My SIL is a great favorite with my dcs. We live 100 miles away. She is single and has no children: they are her only niece/nephews. She is in her 40s. She is v good at chatting with them, cooking with them, taking them to the cinema, and thoughtful and generous with presents for them. But this is on the rare occasions they see her.
It's really hard to have any time with her. She won't answer the phone and doesn't respond to messages or email. We invite her repeatedly to visit us and she doesn't commit, and doesn't come except for couple of nights at Christmas. If we are in her area (helping my v elderly father and severly disabled brother), and arrange to pop over she is often out when we get there - off shopping or visiting neighbours. When we do arrange to see her, she doesn't invite us to share a meal. This is no problem - we'd just like to see her, especially for the dcs. So we make arrangements to eat with my df and db. But as we're going she'll say "I thought you might be here for a meal so bought some pizza & cake - take it with you".
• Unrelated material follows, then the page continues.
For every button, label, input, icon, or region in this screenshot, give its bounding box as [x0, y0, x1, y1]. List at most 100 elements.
Dh says she's always been a bit moody. She can do strange things which worry me sometimes - we managed to have a brief holiday with her and her/dh mother 9 years ago when she was still alive. dd was 4 months old. SIL took her for a walk in her pram off across the sands and just kept going for almost 2 hours. dd was crying with hunger for lots of that time. dh explained he wasn't happy when she came back, so she and MIL left the holiday that day becuase "they weren't wanted" .
dcs keep asking when will they see her - it's a major challenge for us to protect their aunt in their eyes and say we don't know. They'd love to go and stay with her. She rarely takes any of her holiday from work - but they would love to have time with her in their school holidays.
We just don't understand what we can do to make the relationship easier. Any bright ideas or view of what we might be doing wrong?